Although it felt like a betrayal of sorts, he deliberately neglected to tell her about the text message Michaels’s captain had sent him less than a minute ago. But it continued to play in his head like a stuck audio disk.
In the captain’s opinion, if one of his most experienced detectives could be taken out as easily as Michaels apparently had been, then it was only a matter of time—likely short—before the fourth person on Jimmy Sparks’s hit list followed him to the grave.
Chapter Six (#ulink_64d8dfd3-f92d-5c19-8391-e2c875a75f73)
If you believed local lore, the wind on Hollow Road was an echo of Sarah Bellam’s dying wail. A final protest, Amara supposed, against the unfair hand she believed she’d been dealt.
As a child, Amara had loved hearing stories about Sarah. As an adult—well, suffice it to say the last place she wanted to be was on a twisty, turny, extremely narrow strip of pavement that wound an impossible path to the edge of the north woods, listening to the wind howl like a raging witch.

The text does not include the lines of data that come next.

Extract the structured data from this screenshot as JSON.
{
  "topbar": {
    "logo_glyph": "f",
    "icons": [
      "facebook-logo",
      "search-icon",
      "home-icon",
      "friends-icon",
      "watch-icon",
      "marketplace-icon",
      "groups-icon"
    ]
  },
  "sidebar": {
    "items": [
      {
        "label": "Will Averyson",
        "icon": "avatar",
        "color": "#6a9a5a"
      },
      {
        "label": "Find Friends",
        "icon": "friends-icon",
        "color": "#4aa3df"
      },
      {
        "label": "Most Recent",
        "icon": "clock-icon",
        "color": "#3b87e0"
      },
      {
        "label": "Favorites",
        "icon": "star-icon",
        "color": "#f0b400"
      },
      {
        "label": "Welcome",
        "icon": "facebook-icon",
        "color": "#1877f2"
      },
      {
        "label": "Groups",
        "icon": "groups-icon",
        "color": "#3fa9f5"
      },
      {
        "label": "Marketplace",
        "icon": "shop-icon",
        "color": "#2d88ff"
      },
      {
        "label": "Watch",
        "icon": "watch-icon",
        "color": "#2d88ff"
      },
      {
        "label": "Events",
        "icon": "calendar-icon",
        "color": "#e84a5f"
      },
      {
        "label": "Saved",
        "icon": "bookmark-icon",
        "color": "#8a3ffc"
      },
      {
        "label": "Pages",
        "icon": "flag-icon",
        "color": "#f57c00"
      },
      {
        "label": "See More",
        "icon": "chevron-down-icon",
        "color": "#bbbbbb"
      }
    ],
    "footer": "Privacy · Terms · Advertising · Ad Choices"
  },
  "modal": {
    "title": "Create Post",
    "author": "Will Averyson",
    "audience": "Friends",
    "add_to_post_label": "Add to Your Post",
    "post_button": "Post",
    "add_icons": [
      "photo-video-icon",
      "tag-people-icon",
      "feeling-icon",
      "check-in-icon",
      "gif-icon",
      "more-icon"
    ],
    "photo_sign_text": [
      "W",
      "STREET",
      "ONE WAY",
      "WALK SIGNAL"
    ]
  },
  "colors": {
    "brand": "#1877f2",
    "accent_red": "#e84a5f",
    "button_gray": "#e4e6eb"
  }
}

She glanced out and up as the road forked. The left side made a steep and treacherous climb to the imposing structure that was Bellam Manor. The first time she’d seen it at four years of age, all the Gothic points, tall gables and arrow-slatted windows had struck her as extremely castle-like. Bad castle, not good. This was where Sarah had been born, raised and, most agreed, confined for the final years of her life. The locals of the day had branded her evil, and the description had stuck.

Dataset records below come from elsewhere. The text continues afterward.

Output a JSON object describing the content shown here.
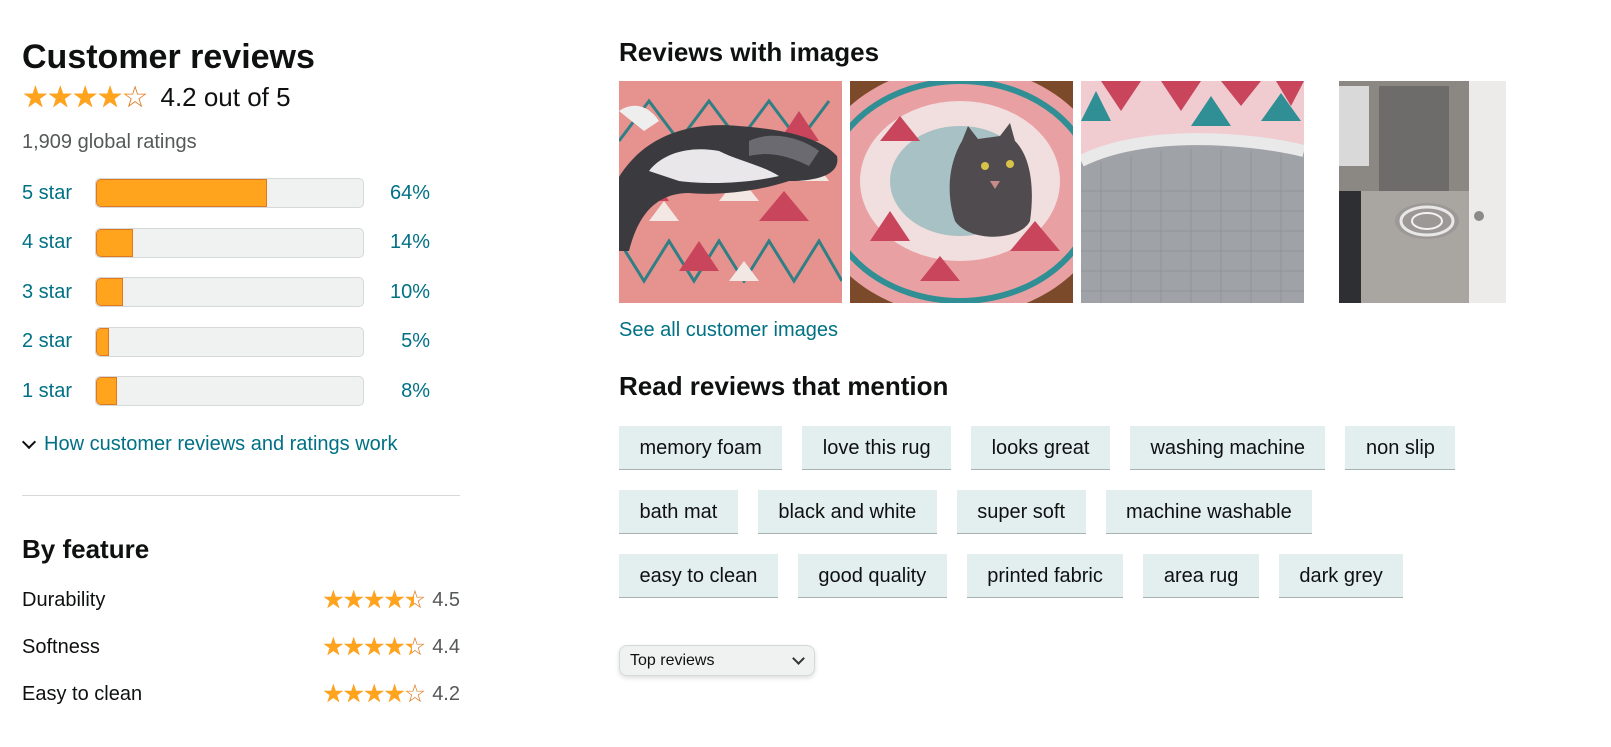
{
  "reviews": {
    "title": "Customer reviews",
    "overall_rating": 4.2,
    "overall_text": "4.2 out of 5",
    "global_ratings": "1,909 global ratings"
  },
  "histogram": [
    {
      "label": "5 star",
      "percent": 64,
      "percent_text": "64%"
    },
    {
      "label": "4 star",
      "percent": 14,
      "percent_text": "14%"
    },
    {
      "label": "3 star",
      "percent": 10,
      "percent_text": "10%"
    },
    {
      "label": "2 star",
      "percent": 5,
      "percent_text": "5%"
    },
    {
      "label": "1 star",
      "percent": 8,
      "percent_text": "8%"
    }
  ],
  "how_link": "How customer reviews and ratings work",
  "by_feature": {
    "title": "By feature",
    "items": [
      {
        "name": "Durability",
        "rating": 4.5,
        "value_text": "4.5"
      },
      {
        "name": "Softness",
        "rating": 4.4,
        "value_text": "4.4"
      },
      {
        "name": "Easy to clean",
        "rating": 4.2,
        "value_text": "4.2"
      }
    ]
  },
  "images_section": {
    "title": "Reviews with images",
    "see_all": "See all customer images",
    "images": [
      {
        "name": "review-image-cat-on-rug"
      },
      {
        "name": "review-image-cat-sitting-on-round-rug"
      },
      {
        "name": "review-image-rug-backing"
      },
      {
        "name": "review-image-bathroom-rug"
      }
    ]
  },
  "mentions": {
    "title": "Read reviews that mention",
    "rows": [
      [
        "memory foam",
        "love this rug",
        "looks great",
        "washing machine",
        "non slip"
      ],
      [
        "bath mat",
        "black and white",
        "super soft",
        "machine washable"
      ],
      [
        "easy to clean",
        "good quality",
        "printed fabric",
        "area rug",
        "dark grey"
      ]
    ]
  },
  "sort": {
    "selected": "Top reviews"
  },
  "colors": {
    "link": "#007185",
    "star": "#ffa41c",
    "chip_bg": "#e3eeee"
  }
}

The same description could be applied to Jimmy Sparks. Unfortunately, even in prison, Sparks wielded sufficient power to have people murdered.

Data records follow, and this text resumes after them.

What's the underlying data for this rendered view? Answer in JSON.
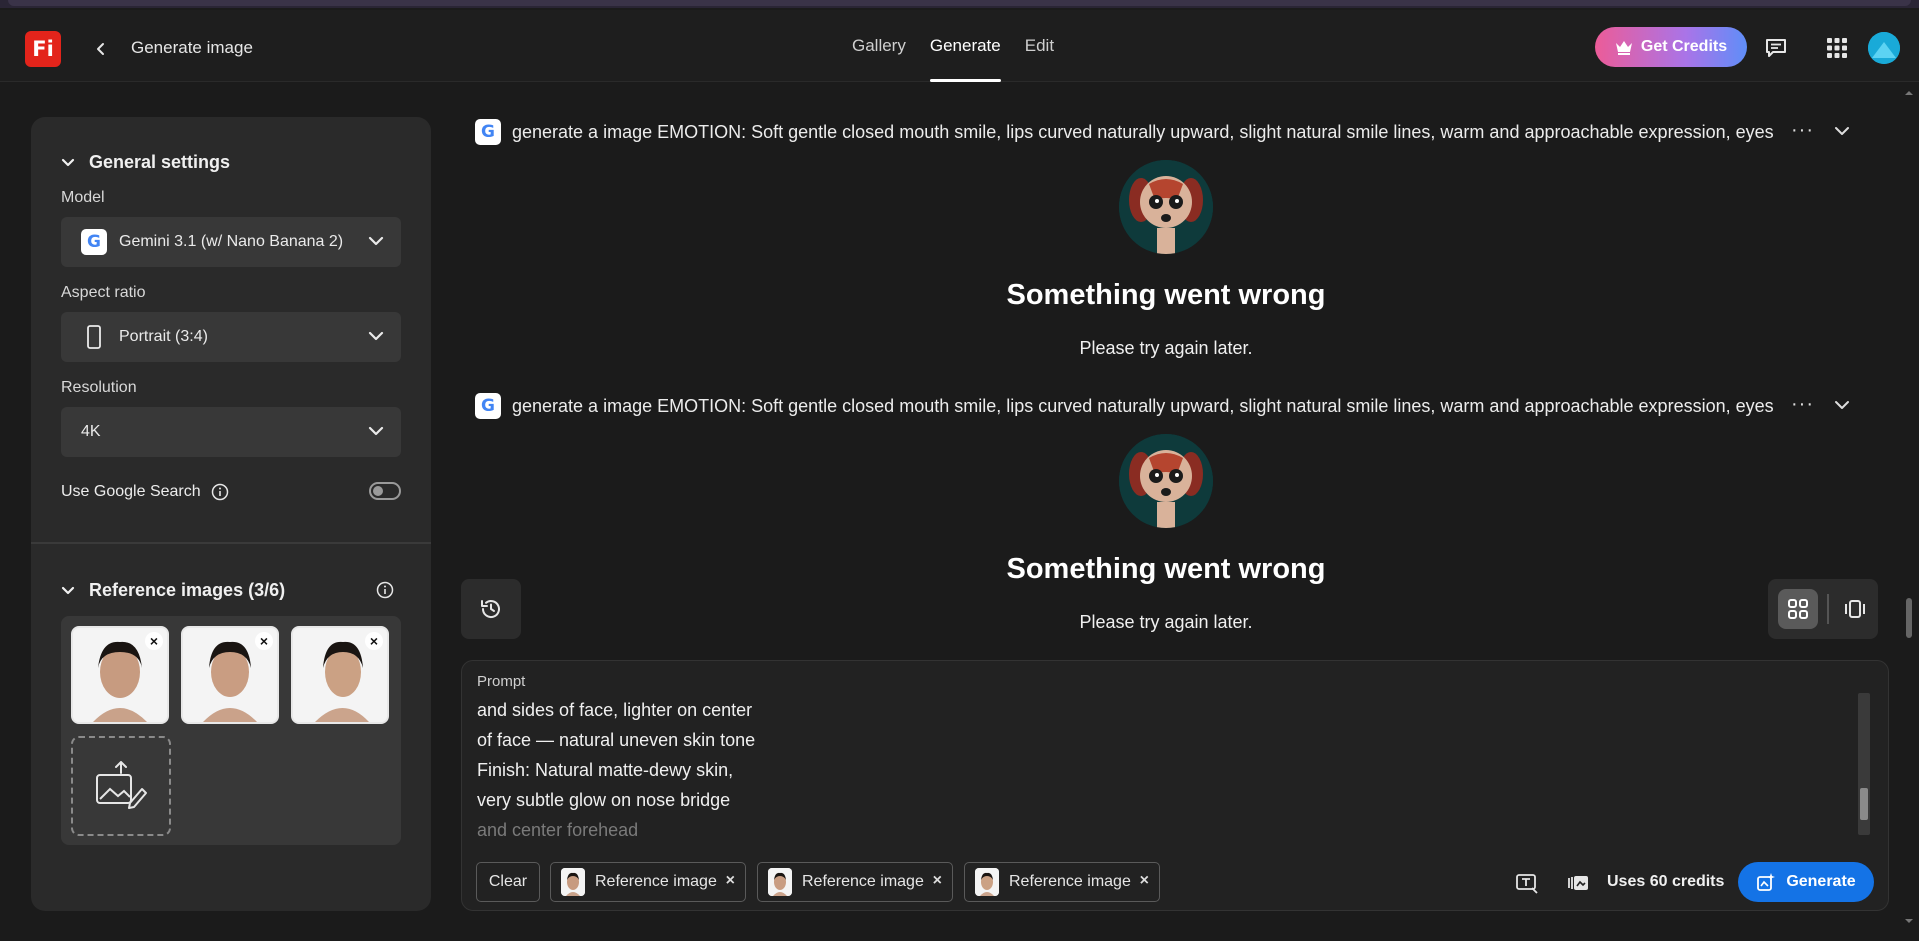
{
  "header": {
    "logo_text": "Fi",
    "title": "Generate image",
    "tabs": [
      {
        "label": "Gallery",
        "active": false
      },
      {
        "label": "Generate",
        "active": true
      },
      {
        "label": "Edit",
        "active": false
      }
    ],
    "credits_label": "Get Credits"
  },
  "sidebar": {
    "general_settings_title": "General settings",
    "model_label": "Model",
    "model_value": "Gemini 3.1 (w/ Nano Banana 2)",
    "model_icon_letter": "G",
    "aspect_label": "Aspect ratio",
    "aspect_value": "Portrait (3:4)",
    "resolution_label": "Resolution",
    "resolution_value": "4K",
    "google_search_label": "Use Google Search",
    "google_search_enabled": false,
    "reference_title": "Reference images (3/6)"
  },
  "feed": [
    {
      "icon_letter": "G",
      "prompt": "generate a image EMOTION: Soft gentle closed mouth smile, lips curved naturally upward, slight natural smile lines, warm and approachable expression, eyes",
      "more": "···",
      "error_title": "Something went wrong",
      "error_sub": "Please try again later."
    },
    {
      "icon_letter": "G",
      "prompt": "generate a image EMOTION: Soft gentle closed mouth smile, lips curved naturally upward, slight natural smile lines, warm and approachable expression, eyes",
      "more": "···",
      "error_title": "Something went wrong",
      "error_sub": "Please try again later."
    }
  ],
  "prompt_box": {
    "label": "Prompt",
    "lines": [
      "and sides of face, lighter on center",
      "of face — natural uneven skin tone",
      "Finish: Natural matte-dewy skin,",
      "very subtle glow on nose bridge",
      "and center forehead"
    ],
    "clear_label": "Clear",
    "chips": [
      "Reference image",
      "Reference image",
      "Reference image"
    ],
    "uses_label": "Uses 60 credits",
    "generate_label": "Generate"
  },
  "colors": {
    "accent_blue": "#1473e6",
    "logo_red": "#e3241b",
    "background": "#1b1b1b",
    "panel": "#2a2a2a"
  }
}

The picture of Lieutenant Michaels’s face that swam into Amara’s head caused pain to spike and spread. Had he died because of her, or had Jimmy Sparks wanted him gone in any case? Would she ever know? Would it make a difference if she did?
“So, Red, is it the wind, Michaels’s death or me that’s bothering you?”
McVey’s question shattered the beginnings of a dreadful memory. Amara pressed on a nerve at the side of her neck. “The death’s the worst. But as we get farther and farther from so-called civilization, I am starting to wonder why you’ve taken such an active interest in my welfare.”
A smile grazed his lips. “It’s my job to be interested, isn’t it?”
“It’s not your job to play personal watchdog. You could have fobbed me off to any number of relatives, including Yolanda and her extremely strange brother, Larry.”
“The sleepwalking streaker who spends his winters working at a Colorado ski resort?”
“He’s part of an avalanche control team. Helps bring the snow down before it gets too deep and dangerous. Nana said he wound up in the hospital with frostbite after one of his naked nighttime walks. I guess he knows his way around plastic explosives. Have you met him?”